16. The adaptive sensing system of claim 15, wherein the first set of data and the second set of data further comprise one or more data values corresponding to operational parameters of the target sensing device, including one or more of: a detection parameter, a response time, or error rate.
17. The adaptive sensing system of claim 15, wherein the machine learning model is further trained to predict a time at which a sensing device will experience a sensor abnormality.
18. The adaptive sensing system of claim 15, wherein the target sensing device comprises a sensor configured to monitor a parameter of a sensing environment in which the target sensing device is located; and the machine learning model is configured as a baseline model corresponding to the sensor.

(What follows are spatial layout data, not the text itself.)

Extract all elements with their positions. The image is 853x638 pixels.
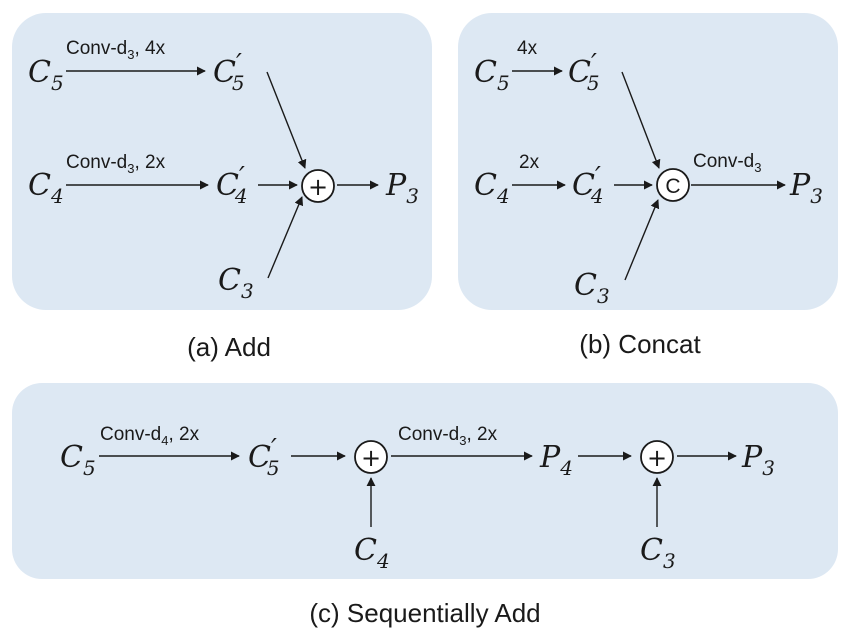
panel-c: C5 Conv-d4, 2x C′5 + C4 Conv-d3, 2x P4 + bbox=[60, 424, 775, 573]
add-operator-a bbox=[301, 169, 335, 203]
node-b-c5: C5 bbox=[474, 55, 510, 95]
edge-label-a-1: Conv-d3, 4x bbox=[66, 38, 166, 62]
edge-label-b-2: 2x bbox=[519, 152, 540, 173]
node-a-c5-prime: C′5 bbox=[213, 49, 245, 95]
node-c-c3: C3 bbox=[640, 533, 676, 573]
node-a-c4: C4 bbox=[28, 168, 64, 208]
add-symbol-icon: + bbox=[308, 173, 328, 201]
node-c-c5: C5 bbox=[60, 440, 96, 480]
add-operator-c-2 bbox=[640, 440, 674, 474]
node-b-c5-prime: C′5 bbox=[568, 49, 600, 95]
node-c-p4: P4 bbox=[539, 440, 573, 480]
caption-a: (a) Add bbox=[187, 332, 271, 362]
node-c-c4: C4 bbox=[354, 533, 390, 573]
edge-label-c-1: Conv-d4, 2x bbox=[100, 424, 200, 448]
caption-b: (b) Concat bbox=[579, 329, 701, 359]
node-a-c3: C3 bbox=[218, 263, 254, 303]
node-a-p3: P3 bbox=[385, 168, 419, 208]
add-symbol-icon: + bbox=[361, 444, 381, 472]
panel-c-background bbox=[12, 383, 838, 579]
panel-b: C5 4x C′5 C4 2x C′4 C3 C Conv-d3 bbox=[474, 38, 823, 308]
caption-c: (c) Sequentially Add bbox=[309, 598, 540, 628]
node-a-c5: C5 bbox=[28, 55, 64, 95]
node-b-c4: C4 bbox=[474, 168, 510, 208]
node-c-p3: P3 bbox=[741, 440, 775, 480]
add-operator-c-1 bbox=[354, 440, 388, 474]
node-b-c4-prime: C′4 bbox=[572, 162, 604, 208]
node-a-c4-prime: C′4 bbox=[216, 162, 248, 208]
node-c-c5-prime: C′5 bbox=[248, 434, 280, 480]
edge-label-a-2: Conv-d3, 2x bbox=[66, 152, 166, 176]
concat-symbol-icon: C bbox=[665, 175, 680, 198]
add-symbol-icon: + bbox=[647, 444, 667, 472]
arrow-a-c3-add bbox=[267, 196, 304, 279]
node-b-c3: C3 bbox=[574, 268, 610, 308]
arrow-b-c3-concat bbox=[624, 199, 660, 281]
edge-label-c-2: Conv-d3, 2x bbox=[398, 424, 498, 448]
arrow-a-c5p-add bbox=[266, 71, 307, 169]
panel-a: C5 Conv-d3, 4x C′5 C4 Conv-d3, 2x C′4 C3 bbox=[28, 38, 419, 303]
edge-label-b-3: Conv-d3 bbox=[693, 151, 761, 175]
concat-operator-b bbox=[656, 168, 690, 202]
panel-a-background bbox=[12, 13, 432, 310]
arrow-b-c5p-concat bbox=[621, 71, 661, 169]
node-b-p3: P3 bbox=[789, 168, 823, 208]
edge-label-b-1: 4x bbox=[517, 38, 538, 59]
panel-b-background bbox=[458, 13, 838, 310]
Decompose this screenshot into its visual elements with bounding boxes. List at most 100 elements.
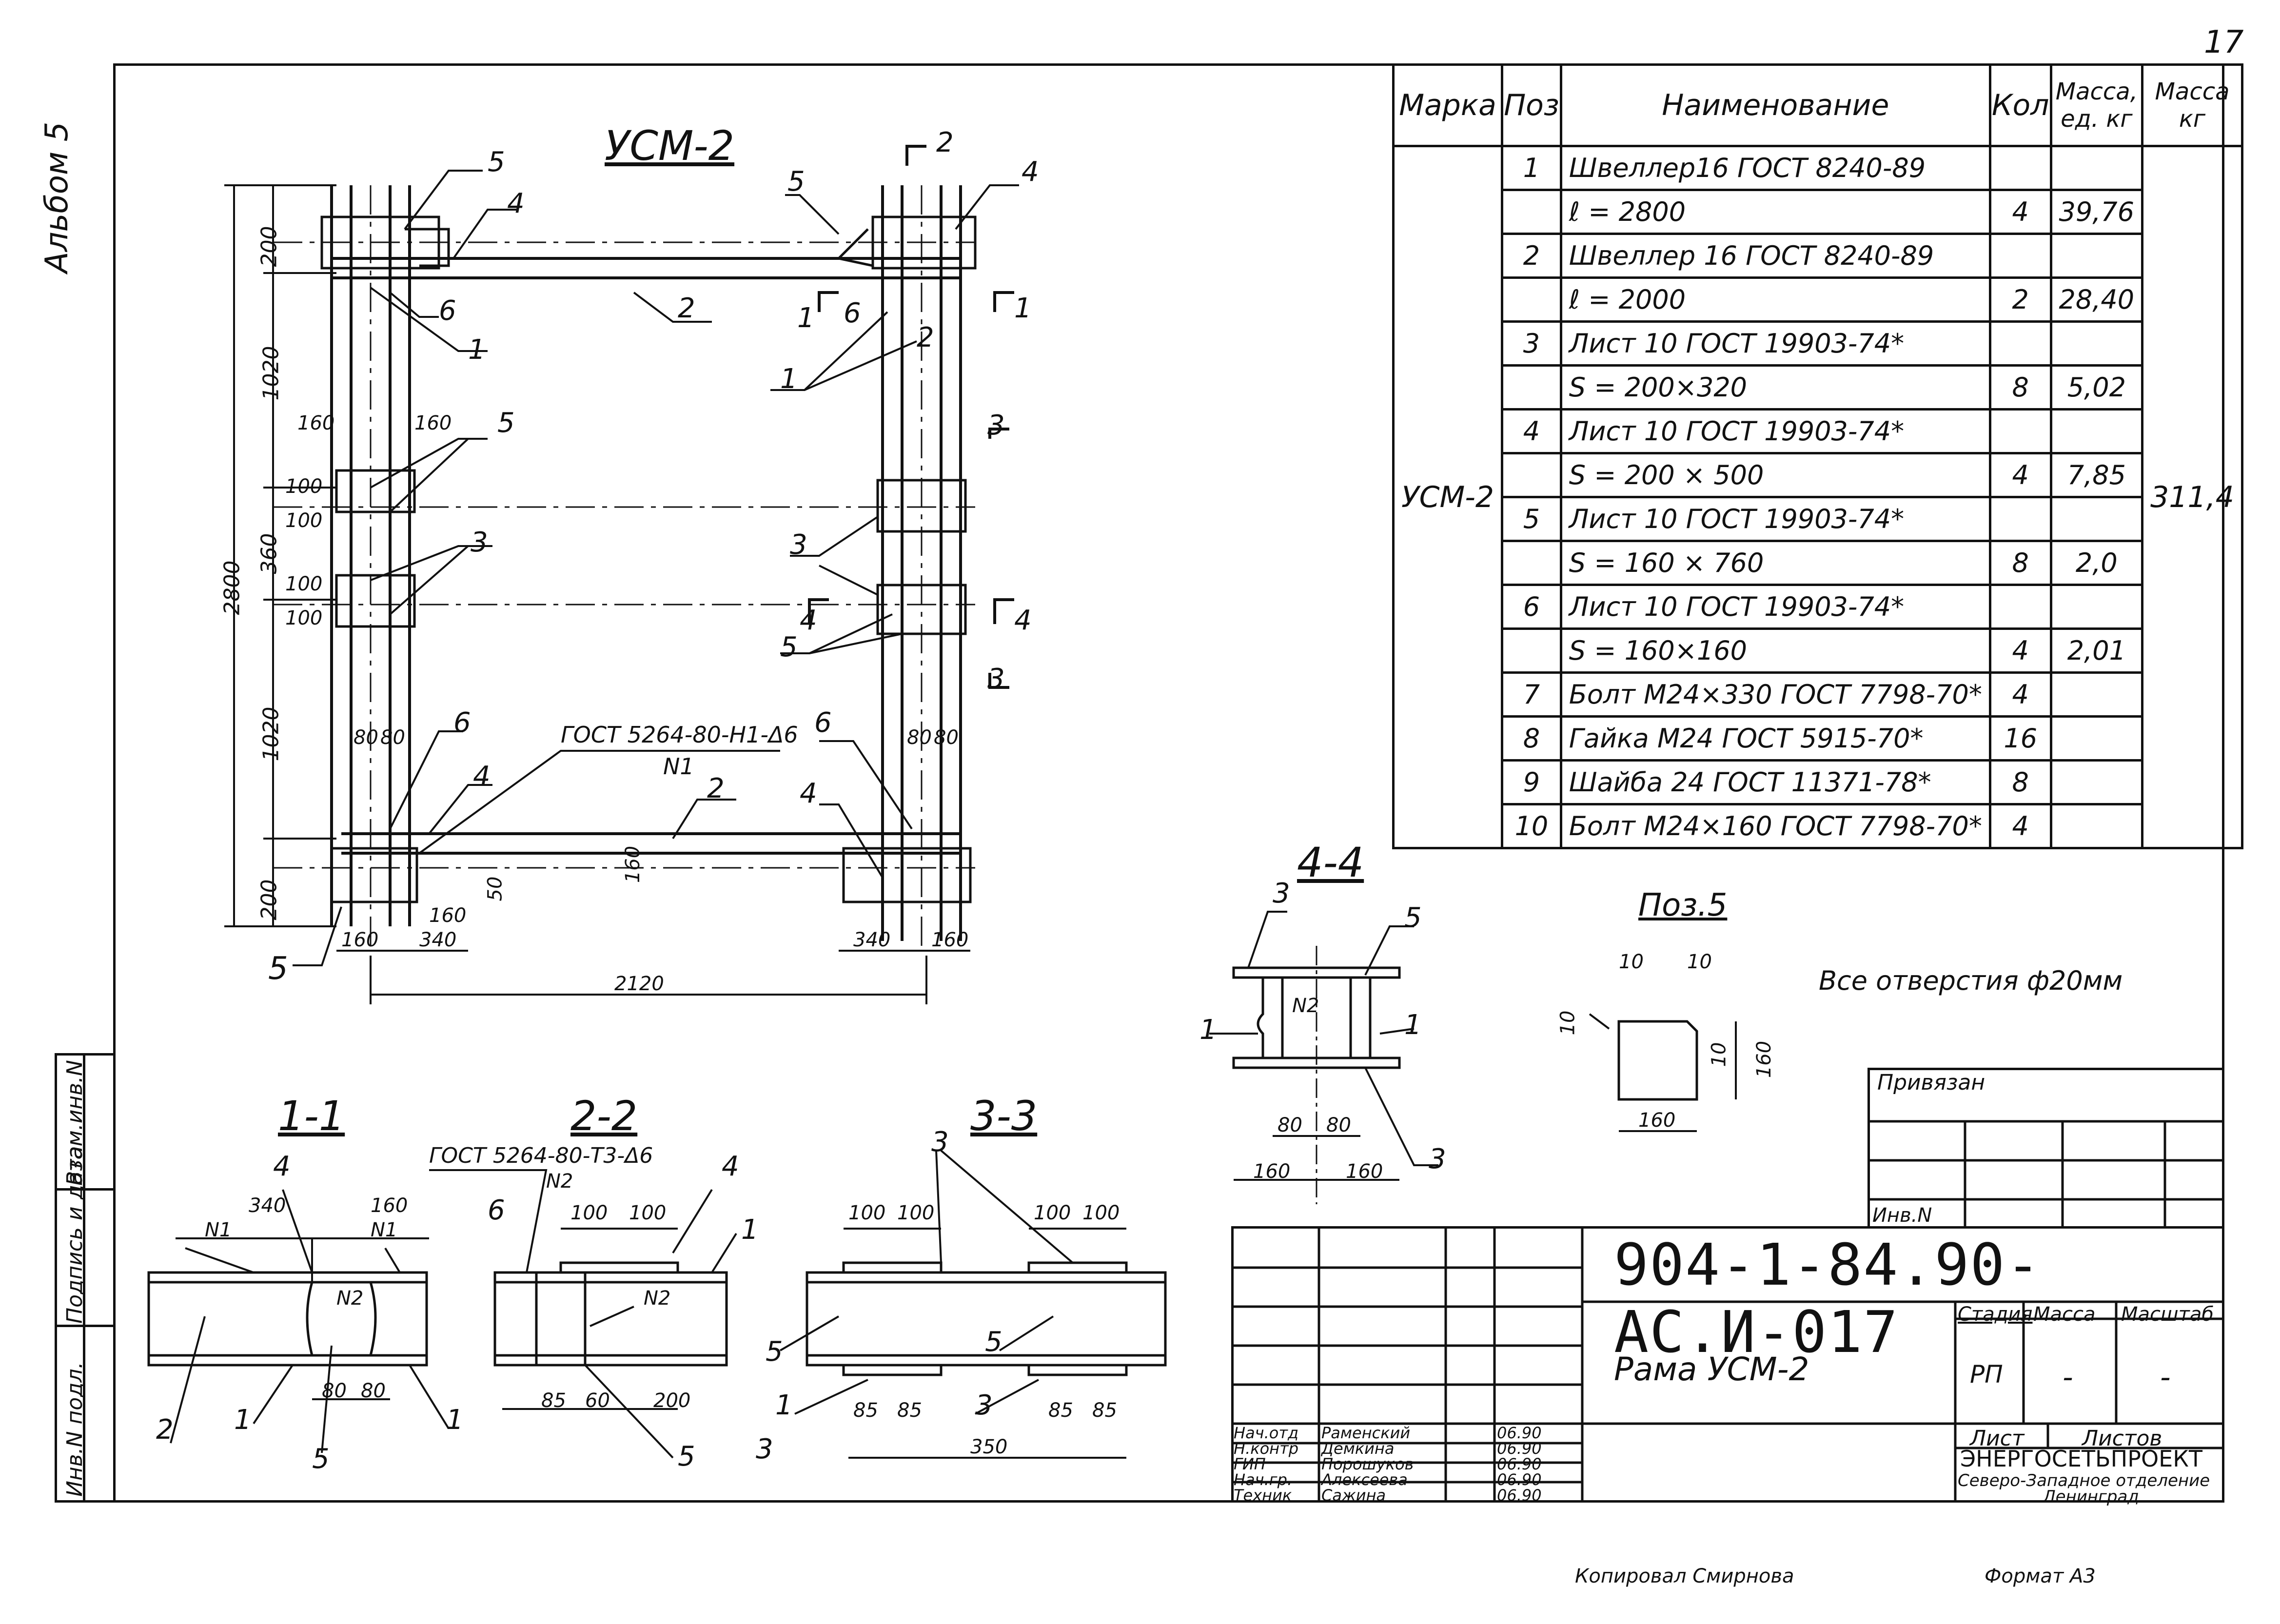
signatory-name: Сажина	[1321, 1486, 1386, 1505]
signatory-name: Алексеева	[1321, 1470, 1408, 1489]
pos-3-mid-left: 3	[471, 527, 488, 558]
spec-unit-mass: 7,85	[2049, 452, 2144, 498]
pos-1-top-right: 1	[780, 363, 798, 395]
spec-unit-mass: 5,02	[2049, 364, 2144, 411]
dim-100-a: 100	[285, 475, 323, 498]
spec-qty: 4	[1988, 189, 2052, 235]
spec-pos	[1501, 364, 1562, 411]
section-mark-1-left: 1	[797, 302, 815, 334]
s11-weld-n1-b: N1	[371, 1219, 398, 1241]
s33-pos-5-a: 5	[766, 1336, 783, 1368]
sheets-header: Листов	[2082, 1426, 2162, 1451]
spec-name: Шайба 24 ГОСТ 11371-78*	[1559, 759, 1991, 805]
s11-dim-340: 340	[249, 1194, 286, 1217]
spec-pos: 8	[1501, 715, 1562, 762]
mass-header: Масса	[2033, 1303, 2096, 1326]
s33-pos-5-b: 5	[985, 1326, 1002, 1358]
s33-dim-100-b: 100	[897, 1202, 935, 1224]
dim-80-d: 80	[934, 726, 959, 749]
poz5-dim-160-a: 160	[1638, 1109, 1676, 1132]
spec-unit-mass	[2049, 671, 2144, 718]
spec-qty	[1988, 233, 2052, 279]
s33-dim-100-d: 100	[1082, 1202, 1120, 1224]
dim-160-a: 160	[297, 412, 335, 434]
s33-pos-3-bottom-b: 3	[756, 1433, 773, 1465]
drawing-code: 904-1-84.90-АС.И-017	[1614, 1231, 2042, 1366]
pos-6-bottom-right: 6	[814, 707, 832, 739]
pos-1-top-left: 1	[468, 334, 486, 366]
s44-weld: N2	[1292, 995, 1319, 1017]
s44-dim-160-a: 160	[1253, 1160, 1291, 1183]
weld-note-main: ГОСТ 5264-80-Н1-Δ6	[561, 722, 798, 748]
s11-weld-n1-a: N1	[205, 1219, 232, 1241]
header-total-mass: Масса кг	[2141, 63, 2243, 147]
dim-bottom-340-b: 340	[853, 929, 891, 951]
section-2-2	[429, 1169, 737, 1459]
header-name: Наименование	[1559, 63, 1991, 147]
pos-4-bottom-left: 4	[473, 761, 491, 792]
s22-dim-100-a: 100	[570, 1202, 608, 1224]
spec-name: Швеллер16 ГОСТ 8240-89	[1559, 145, 1991, 191]
s44-pos-3-bottom: 3	[1429, 1143, 1446, 1175]
scale-header: Масштаб	[2121, 1303, 2214, 1326]
holes-note: Все отверстия ф20мм	[1819, 965, 2123, 996]
spec-name: ℓ = 2800	[1559, 189, 1991, 235]
spec-qty	[1988, 496, 2052, 542]
pos-5-bottom-left: 5	[268, 951, 288, 987]
spec-qty: 8	[1988, 364, 2052, 411]
dim-bottom-160-c: 160	[931, 929, 969, 951]
s33-dim-100-c: 100	[1034, 1202, 1071, 1224]
spec-qty: 4	[1988, 671, 2052, 718]
drawing-name: Рама УСМ-2	[1614, 1350, 1809, 1388]
pos-5-top-left: 5	[488, 146, 505, 178]
s11-pos-5: 5	[312, 1443, 330, 1475]
spec-pos: 9	[1501, 759, 1562, 805]
dim-160-b: 160	[414, 412, 452, 434]
s33-dim-350: 350	[970, 1436, 1008, 1458]
spec-name: Лист 10 ГОСТ 19903-74*	[1559, 584, 1991, 630]
section-3-3	[779, 1150, 1167, 1459]
inv-label: Инв.N	[1872, 1204, 1932, 1227]
spec-unit-mass	[2049, 715, 2144, 762]
section-mark-3-bottom: 3	[987, 663, 1005, 695]
s33-dim-85-d: 85	[1092, 1399, 1117, 1422]
poz5-title: Поз.5	[1638, 887, 1728, 923]
spec-name: Болт М24×160 ГОСТ 7798-70*	[1559, 803, 1991, 849]
s11-dim-80-b: 80	[361, 1380, 386, 1402]
spec-qty: 16	[1988, 715, 2052, 762]
s11-pos-1-b: 1	[446, 1404, 464, 1436]
signatory-date: 06.90	[1497, 1455, 1542, 1473]
spec-pos: 6	[1501, 584, 1562, 630]
s33-pos-3-top: 3	[931, 1126, 949, 1158]
signatory-name: Демкина	[1321, 1439, 1395, 1458]
leader-lines	[293, 170, 1019, 966]
spec-pos: 10	[1501, 803, 1562, 849]
spec-unit-mass: 2,0	[2049, 540, 2144, 586]
spec-pos	[1501, 540, 1562, 586]
dim-100-b: 100	[285, 509, 323, 532]
s44-pos-1-right: 1	[1404, 1009, 1422, 1041]
spec-unit-mass: 28,40	[2049, 276, 2144, 323]
signatory-name: Порошуков	[1321, 1455, 1414, 1473]
section-4-4-title: 4-4	[1297, 839, 1364, 886]
s33-dim-85-a: 85	[853, 1399, 878, 1422]
spec-unit-mass	[2049, 233, 2144, 279]
section-4-4	[1209, 911, 1438, 1204]
signatory-role: Нач.отд	[1234, 1424, 1299, 1442]
section-mark-4-right: 4	[1014, 605, 1032, 636]
spec-name: S = 160×160	[1559, 627, 1991, 674]
footer-format: Формат А3	[1985, 1565, 2096, 1587]
section-1-1	[147, 1189, 450, 1453]
spec-qty: 8	[1988, 540, 2052, 586]
scale-value: -	[2160, 1360, 2171, 1394]
mass-value: -	[2063, 1360, 2073, 1394]
spec-table: Марка Поз Наименование Кол Масса, ед. кг…	[1392, 63, 2243, 849]
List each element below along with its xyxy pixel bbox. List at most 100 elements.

19. The adaptive sensing system of claim 15, wherein the target sensing device comprises a plurality of sensors configured to monitor a plurality of parameters of a sensing environment in which the target sensing device is located; and the machine learning model is configured as a compound model corresponding to the target sensing device.
20. The adaptive sensing system of claim 15, wherein to train the machine learning model further comprises to:
receive an output from the machine learning model comprising a predicted set of data that the machine learning model predicts that the target sensing device will transmit over a third time period;
adjust the baseline detection parameter to the new detection parameter for the target sensing device;
subsequent to adjusting the baseline detection parameter to the new detection parameter for the target sensing device, receive a third set of data, over the third time period; and
validate the machine learning model based on a comparison of the predicted set of data with the third set of data.